Ils vont devoir s’y faire, les Laurent Fabius et les Bertrand Delanoë, qui le donnaient perdant parce qu’il ne dispose pas d’un courant structuré pour l’appuyer, qu’il est décidément trop social-démocrate pour séduire un parti toujours nostalgique du marxisme et qu’il n’a jamais été ministre.
Des baffes, il est vrai, Hollande en a pris plus souvent qu’à son tour : dans la Corrèze des années 1980, lors de l’échec de Lionel Jospin à la présidentielle de 2002, lors de la victoire du « non » au référendum européen de 2005 et du déchirement du PS qui s’ensuivit, lors de la candidature ratée de Ségolène Royal en 2007 et, bien sûr, lors de sa traversée du désert, depuis 2008.

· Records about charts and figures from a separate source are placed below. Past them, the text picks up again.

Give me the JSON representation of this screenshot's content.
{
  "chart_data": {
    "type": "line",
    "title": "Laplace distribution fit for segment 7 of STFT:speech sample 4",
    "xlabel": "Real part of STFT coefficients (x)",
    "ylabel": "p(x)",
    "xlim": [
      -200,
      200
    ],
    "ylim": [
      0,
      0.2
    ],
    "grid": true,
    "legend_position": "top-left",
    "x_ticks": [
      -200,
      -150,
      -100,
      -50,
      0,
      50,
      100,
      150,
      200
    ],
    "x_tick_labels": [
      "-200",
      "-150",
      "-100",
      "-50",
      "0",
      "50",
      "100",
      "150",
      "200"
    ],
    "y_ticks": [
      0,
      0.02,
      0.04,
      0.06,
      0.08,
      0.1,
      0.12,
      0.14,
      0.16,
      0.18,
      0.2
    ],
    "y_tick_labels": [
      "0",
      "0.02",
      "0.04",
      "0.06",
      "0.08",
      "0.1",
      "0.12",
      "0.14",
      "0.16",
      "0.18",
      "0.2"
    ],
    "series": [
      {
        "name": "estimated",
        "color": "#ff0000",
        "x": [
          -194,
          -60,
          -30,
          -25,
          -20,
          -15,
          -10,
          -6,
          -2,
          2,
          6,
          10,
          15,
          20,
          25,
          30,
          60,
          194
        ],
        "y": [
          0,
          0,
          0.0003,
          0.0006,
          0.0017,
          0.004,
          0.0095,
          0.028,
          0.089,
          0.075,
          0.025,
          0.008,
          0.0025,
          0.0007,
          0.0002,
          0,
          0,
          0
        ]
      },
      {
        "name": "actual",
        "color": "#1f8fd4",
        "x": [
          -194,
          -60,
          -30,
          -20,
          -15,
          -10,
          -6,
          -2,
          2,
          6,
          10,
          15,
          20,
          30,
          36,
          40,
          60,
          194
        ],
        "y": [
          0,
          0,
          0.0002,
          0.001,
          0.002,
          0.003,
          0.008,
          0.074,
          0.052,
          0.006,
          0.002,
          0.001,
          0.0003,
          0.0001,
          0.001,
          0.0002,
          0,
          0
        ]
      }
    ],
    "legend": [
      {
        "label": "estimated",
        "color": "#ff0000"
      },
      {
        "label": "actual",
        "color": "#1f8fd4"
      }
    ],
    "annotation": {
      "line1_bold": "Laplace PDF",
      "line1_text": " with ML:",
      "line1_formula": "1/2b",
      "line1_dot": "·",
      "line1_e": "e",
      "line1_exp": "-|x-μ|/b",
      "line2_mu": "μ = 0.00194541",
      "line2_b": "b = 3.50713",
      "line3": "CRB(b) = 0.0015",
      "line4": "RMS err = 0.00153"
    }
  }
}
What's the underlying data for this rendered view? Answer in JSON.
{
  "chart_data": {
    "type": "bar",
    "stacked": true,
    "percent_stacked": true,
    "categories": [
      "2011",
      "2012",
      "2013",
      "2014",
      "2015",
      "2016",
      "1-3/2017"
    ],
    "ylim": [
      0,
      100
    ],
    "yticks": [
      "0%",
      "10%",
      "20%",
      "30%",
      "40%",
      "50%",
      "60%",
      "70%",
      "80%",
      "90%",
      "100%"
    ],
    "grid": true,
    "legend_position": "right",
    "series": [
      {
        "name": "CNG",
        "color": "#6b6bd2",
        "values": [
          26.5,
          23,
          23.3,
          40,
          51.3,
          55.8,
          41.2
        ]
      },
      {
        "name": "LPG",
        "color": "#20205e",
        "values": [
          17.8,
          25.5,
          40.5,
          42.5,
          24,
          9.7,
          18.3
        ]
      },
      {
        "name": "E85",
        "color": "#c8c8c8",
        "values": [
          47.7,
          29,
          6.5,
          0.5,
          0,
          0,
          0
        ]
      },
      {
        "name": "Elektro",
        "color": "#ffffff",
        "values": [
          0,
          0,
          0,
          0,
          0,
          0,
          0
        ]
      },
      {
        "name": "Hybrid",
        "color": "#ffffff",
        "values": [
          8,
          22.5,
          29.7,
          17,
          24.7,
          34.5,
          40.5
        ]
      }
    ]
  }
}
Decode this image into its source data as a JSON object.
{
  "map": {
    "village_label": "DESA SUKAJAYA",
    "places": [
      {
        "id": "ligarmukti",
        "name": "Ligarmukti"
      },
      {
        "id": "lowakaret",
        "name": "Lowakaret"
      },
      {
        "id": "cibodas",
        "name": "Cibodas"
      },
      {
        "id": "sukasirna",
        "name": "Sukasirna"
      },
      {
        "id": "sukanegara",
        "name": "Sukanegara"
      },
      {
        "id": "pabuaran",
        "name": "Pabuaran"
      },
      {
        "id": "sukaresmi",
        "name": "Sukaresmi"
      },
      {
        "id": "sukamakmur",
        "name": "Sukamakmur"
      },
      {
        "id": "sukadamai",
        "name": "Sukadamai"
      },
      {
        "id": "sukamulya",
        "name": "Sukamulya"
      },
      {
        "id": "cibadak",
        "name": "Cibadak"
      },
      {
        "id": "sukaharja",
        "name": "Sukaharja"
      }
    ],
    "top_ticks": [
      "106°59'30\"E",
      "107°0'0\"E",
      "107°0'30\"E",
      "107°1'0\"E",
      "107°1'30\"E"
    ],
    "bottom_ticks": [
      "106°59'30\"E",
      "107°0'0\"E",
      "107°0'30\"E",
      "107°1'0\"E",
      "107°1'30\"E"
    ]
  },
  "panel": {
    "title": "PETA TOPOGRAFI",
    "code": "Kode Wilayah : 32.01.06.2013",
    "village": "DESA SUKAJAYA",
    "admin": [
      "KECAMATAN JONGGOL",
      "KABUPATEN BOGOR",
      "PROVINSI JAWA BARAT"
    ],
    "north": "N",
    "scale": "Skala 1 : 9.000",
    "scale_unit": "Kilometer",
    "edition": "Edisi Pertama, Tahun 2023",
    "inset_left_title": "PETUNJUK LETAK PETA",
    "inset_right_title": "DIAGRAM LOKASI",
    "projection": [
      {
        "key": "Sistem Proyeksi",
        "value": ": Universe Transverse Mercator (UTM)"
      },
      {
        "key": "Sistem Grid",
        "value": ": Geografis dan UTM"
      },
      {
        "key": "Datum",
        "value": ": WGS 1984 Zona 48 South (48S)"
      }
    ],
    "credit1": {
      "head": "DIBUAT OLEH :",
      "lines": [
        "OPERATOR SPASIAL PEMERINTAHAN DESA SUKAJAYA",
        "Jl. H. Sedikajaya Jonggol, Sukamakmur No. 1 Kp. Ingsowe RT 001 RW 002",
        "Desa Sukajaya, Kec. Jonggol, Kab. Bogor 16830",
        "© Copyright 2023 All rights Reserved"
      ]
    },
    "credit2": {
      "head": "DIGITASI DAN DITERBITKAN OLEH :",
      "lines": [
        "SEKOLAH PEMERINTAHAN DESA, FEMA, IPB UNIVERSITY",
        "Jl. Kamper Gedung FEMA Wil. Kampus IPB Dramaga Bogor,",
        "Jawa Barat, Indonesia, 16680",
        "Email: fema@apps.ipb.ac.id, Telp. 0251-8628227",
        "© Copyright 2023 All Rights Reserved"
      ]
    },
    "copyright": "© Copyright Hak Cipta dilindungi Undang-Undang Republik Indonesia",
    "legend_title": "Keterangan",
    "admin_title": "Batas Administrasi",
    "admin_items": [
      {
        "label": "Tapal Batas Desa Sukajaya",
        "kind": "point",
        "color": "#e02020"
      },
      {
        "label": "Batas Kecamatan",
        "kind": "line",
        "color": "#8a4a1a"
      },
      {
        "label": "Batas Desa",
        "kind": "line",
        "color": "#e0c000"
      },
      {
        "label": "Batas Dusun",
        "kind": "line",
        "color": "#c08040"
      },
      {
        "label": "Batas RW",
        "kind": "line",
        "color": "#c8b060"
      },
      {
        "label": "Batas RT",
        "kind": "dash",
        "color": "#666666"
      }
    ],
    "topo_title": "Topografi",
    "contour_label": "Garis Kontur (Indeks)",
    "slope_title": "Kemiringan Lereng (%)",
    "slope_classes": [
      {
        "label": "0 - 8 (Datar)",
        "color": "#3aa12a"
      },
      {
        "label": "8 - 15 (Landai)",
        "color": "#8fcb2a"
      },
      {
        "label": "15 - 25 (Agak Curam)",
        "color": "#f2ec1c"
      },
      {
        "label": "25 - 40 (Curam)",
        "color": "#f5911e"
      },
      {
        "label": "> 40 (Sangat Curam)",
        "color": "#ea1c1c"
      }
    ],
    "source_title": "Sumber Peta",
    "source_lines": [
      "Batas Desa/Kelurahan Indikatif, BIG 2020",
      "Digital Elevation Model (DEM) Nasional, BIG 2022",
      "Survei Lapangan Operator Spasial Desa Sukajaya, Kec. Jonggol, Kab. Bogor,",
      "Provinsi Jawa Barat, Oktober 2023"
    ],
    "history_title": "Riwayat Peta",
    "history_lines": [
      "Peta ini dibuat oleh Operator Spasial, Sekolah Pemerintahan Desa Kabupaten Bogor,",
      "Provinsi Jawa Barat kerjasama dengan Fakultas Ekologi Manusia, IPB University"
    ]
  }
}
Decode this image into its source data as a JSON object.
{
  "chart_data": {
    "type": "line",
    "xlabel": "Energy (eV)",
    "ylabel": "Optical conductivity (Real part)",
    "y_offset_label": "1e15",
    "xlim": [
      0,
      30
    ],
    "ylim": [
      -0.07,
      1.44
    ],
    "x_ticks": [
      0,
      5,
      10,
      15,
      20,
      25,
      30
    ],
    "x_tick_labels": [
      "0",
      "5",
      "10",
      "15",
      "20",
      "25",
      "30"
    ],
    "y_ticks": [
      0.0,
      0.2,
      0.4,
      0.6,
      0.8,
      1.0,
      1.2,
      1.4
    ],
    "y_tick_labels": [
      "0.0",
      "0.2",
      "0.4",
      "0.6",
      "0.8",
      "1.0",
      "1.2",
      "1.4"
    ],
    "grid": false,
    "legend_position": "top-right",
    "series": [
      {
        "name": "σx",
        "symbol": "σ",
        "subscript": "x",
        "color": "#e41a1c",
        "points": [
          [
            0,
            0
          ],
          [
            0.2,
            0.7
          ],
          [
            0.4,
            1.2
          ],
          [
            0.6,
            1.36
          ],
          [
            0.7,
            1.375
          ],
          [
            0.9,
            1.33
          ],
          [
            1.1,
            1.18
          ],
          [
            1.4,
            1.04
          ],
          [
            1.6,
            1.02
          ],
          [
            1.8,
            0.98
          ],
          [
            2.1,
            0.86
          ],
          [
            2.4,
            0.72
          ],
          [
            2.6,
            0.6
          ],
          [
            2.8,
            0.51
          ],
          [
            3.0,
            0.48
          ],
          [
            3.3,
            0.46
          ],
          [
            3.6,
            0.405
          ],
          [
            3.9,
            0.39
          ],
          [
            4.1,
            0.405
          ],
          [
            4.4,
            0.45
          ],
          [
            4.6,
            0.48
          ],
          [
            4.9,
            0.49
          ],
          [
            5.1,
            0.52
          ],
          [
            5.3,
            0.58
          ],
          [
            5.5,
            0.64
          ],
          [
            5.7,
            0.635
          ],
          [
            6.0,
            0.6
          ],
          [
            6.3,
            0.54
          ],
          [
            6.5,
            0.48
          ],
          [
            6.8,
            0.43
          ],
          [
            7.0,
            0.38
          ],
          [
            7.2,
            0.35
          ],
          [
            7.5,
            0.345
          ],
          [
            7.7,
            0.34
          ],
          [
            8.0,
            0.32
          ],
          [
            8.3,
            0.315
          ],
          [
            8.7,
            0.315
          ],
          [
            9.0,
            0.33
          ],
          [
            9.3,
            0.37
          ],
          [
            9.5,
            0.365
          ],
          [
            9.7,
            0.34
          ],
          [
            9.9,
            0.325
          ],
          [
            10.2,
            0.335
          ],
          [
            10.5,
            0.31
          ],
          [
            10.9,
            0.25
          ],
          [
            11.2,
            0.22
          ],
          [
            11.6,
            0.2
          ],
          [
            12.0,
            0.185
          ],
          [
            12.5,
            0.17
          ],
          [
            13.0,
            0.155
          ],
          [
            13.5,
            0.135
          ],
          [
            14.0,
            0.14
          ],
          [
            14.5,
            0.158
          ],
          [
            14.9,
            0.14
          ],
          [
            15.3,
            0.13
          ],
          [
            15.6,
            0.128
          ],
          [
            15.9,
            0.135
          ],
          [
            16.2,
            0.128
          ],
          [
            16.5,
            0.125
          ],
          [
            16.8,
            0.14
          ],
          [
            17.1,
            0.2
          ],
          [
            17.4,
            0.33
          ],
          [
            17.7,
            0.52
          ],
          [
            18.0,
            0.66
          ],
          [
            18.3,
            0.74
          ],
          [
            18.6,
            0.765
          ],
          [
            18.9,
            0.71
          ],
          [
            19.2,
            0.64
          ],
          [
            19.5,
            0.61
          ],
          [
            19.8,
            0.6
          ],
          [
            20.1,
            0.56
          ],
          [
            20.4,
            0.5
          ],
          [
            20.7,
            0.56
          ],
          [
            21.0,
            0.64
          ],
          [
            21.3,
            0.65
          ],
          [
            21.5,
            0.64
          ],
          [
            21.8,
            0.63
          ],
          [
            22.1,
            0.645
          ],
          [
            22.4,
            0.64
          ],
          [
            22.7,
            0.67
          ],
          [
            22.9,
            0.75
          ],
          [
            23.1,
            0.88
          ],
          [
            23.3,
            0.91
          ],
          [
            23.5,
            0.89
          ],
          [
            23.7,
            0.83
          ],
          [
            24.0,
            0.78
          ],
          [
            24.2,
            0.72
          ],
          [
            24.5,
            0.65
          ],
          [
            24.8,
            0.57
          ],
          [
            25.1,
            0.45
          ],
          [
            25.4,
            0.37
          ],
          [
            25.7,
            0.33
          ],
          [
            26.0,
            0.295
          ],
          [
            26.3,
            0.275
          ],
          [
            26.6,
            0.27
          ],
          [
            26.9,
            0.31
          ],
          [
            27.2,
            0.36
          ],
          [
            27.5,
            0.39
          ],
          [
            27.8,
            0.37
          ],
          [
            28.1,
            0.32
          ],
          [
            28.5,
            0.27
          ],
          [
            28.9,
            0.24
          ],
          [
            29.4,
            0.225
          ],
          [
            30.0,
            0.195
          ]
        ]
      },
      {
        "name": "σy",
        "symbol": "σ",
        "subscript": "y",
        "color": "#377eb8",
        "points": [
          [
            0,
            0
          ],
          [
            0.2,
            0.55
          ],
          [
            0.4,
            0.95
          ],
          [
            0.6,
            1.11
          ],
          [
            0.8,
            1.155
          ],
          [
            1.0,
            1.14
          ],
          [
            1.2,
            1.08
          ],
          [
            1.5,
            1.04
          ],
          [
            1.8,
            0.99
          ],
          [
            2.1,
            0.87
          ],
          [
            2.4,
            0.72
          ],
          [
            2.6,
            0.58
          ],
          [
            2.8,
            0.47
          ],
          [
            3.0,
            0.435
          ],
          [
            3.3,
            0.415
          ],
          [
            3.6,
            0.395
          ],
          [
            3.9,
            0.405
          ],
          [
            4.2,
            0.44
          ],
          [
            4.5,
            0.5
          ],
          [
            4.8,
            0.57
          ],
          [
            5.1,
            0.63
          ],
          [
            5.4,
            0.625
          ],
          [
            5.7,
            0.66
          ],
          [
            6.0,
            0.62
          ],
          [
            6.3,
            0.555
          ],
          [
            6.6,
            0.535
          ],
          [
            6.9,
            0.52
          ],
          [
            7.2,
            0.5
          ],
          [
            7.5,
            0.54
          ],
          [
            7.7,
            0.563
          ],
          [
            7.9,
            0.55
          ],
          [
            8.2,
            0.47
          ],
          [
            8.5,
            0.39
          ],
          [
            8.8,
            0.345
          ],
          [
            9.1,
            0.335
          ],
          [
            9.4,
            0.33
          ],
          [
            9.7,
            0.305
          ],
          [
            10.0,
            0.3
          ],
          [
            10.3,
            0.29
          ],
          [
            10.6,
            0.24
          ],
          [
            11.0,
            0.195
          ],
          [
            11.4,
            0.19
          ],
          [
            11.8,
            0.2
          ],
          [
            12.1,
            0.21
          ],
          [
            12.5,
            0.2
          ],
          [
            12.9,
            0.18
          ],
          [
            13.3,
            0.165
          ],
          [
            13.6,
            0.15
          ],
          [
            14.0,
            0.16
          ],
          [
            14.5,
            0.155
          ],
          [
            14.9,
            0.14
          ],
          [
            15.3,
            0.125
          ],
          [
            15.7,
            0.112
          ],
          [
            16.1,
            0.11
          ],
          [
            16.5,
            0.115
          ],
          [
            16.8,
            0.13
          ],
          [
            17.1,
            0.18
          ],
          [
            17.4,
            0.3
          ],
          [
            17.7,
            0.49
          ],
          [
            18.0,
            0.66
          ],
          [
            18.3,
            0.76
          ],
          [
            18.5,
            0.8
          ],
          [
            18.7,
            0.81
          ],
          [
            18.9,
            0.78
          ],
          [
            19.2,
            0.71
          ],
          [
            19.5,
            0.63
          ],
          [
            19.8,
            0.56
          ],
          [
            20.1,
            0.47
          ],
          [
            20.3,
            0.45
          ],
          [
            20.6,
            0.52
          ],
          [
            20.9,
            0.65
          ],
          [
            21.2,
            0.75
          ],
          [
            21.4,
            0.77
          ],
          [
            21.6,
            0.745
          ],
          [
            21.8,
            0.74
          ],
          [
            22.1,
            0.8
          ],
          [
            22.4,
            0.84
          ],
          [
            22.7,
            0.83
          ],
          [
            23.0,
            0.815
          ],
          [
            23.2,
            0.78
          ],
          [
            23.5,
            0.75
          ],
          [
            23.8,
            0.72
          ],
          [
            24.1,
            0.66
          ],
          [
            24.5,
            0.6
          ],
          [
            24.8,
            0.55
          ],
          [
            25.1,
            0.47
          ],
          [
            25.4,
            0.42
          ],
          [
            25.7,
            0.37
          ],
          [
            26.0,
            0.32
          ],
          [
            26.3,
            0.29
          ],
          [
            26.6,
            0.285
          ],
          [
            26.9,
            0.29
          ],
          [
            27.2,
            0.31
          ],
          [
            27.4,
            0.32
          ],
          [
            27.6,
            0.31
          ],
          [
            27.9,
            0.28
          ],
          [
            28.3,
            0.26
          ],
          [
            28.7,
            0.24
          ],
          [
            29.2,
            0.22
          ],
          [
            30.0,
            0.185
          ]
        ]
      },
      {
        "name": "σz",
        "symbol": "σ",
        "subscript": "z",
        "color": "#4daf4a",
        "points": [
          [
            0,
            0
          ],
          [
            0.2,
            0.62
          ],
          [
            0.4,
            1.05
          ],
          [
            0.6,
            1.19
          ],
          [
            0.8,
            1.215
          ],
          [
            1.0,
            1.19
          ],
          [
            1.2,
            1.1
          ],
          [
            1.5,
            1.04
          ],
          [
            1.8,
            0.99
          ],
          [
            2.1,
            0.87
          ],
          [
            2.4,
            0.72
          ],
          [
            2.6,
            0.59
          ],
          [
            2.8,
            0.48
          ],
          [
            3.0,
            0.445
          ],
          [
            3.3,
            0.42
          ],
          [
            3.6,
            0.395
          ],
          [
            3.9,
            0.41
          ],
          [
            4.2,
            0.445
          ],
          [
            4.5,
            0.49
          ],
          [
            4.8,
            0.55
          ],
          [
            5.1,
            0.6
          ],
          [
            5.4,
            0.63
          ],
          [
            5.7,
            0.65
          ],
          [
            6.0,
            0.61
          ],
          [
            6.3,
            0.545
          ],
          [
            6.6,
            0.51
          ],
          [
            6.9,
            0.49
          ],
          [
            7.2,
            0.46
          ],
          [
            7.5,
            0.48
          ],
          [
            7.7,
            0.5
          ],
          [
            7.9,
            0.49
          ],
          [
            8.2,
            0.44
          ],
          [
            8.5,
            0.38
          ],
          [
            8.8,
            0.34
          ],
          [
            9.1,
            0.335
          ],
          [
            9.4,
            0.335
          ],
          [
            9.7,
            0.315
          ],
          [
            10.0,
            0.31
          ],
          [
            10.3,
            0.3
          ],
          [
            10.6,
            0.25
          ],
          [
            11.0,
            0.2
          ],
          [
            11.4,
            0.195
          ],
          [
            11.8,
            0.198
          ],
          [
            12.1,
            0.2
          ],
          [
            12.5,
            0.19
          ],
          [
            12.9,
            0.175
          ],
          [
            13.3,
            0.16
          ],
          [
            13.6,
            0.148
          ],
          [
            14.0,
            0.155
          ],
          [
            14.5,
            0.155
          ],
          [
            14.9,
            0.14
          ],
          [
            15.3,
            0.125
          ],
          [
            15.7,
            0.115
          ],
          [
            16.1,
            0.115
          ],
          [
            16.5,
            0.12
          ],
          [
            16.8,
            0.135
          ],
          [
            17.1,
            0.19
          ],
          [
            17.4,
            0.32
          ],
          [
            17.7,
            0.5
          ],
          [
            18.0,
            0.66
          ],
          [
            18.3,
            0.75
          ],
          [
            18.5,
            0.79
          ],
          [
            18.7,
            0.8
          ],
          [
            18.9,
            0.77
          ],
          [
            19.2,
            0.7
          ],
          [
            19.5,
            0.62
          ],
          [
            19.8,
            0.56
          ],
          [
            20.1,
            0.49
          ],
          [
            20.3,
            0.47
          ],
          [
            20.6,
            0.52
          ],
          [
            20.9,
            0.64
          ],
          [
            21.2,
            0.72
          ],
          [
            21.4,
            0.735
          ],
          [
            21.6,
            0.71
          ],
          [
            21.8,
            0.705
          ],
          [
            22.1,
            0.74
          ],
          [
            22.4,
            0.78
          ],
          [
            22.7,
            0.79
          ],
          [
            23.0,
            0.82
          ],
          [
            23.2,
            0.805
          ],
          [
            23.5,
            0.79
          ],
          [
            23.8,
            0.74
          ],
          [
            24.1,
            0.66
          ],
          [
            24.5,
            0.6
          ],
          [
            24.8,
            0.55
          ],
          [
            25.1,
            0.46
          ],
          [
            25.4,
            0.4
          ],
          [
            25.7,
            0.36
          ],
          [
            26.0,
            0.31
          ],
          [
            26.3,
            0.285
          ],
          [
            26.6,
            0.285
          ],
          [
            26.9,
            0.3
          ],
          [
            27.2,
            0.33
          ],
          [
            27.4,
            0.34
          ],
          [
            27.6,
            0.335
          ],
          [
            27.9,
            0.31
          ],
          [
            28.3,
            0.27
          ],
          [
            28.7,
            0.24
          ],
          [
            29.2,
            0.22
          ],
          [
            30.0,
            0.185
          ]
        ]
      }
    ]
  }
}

C’était oublier qu’il avait conquis avec obstination la Corrèze, fief des Chirac. C’était passer sous silence le beau travail de rapiéçage qu’il entreprit, à plusieurs reprises, pour éviter l’explosion du Parti socialiste. C’était ignorer qu’il a changé, et pas seulement physiquement. Il est désormais capable de manier le « je » pour défendre son projet de recruter 60 000 enseignants supplémentaires, alors qu’on le soupçonnait de rechercher l’abri du « nous » pour n’avoir pas à trancher. Non seulement il est d’une ténacité à toute épreuve, mais il sait désormais qu’il veut ce pouvoir qui s’est toujours dérobé à lui.
Elle a commencé à s’y faire, Ségolène Royal, son ex-compagne, qui moquait méchamment son incapacité à décider et qui a dû se rallier à lui entre les deux tours, comme les trois autres outsiders.
Ils vont devoir s’y faire, les verts, qui avaient négocié avec Aubry, dont ils espéraient des circonscriptions législatives « gagnables » et une sortie assurée du nucléaire, tout comme les centristes de François Bayrou, dont les électeurs seront sans doute tentés de rallier dès le premier tour de la présidentielle ce candidat socialiste rassurant et raisonnable.
Reposant
Mais celui qui va devoir le plus s’y faire, c’est Nicolas Sarkozy. Il espérait avoir pour adversaire Martine Aubry, qu’il comptait clouer au pilori pour son côté « sectaire ». Le voilà face à un homme rond, qui capitalise sur sa « normalité » et son calme – bien reposants après cinq années de présidence parfois hystérique.
Jean-François Copé, le patron de l’UMP, a déjà entrepris de tirer à boulets rouges sur le candidat socialiste, présenté comme le chef de file de la gauche « molle » et indécise, dont le programme économique « hallucinant » coûterait pas moins de 250 milliards d’euros et ferait perdre à la France la note AAA, la meilleure, que lui accordent encore les agences de notation.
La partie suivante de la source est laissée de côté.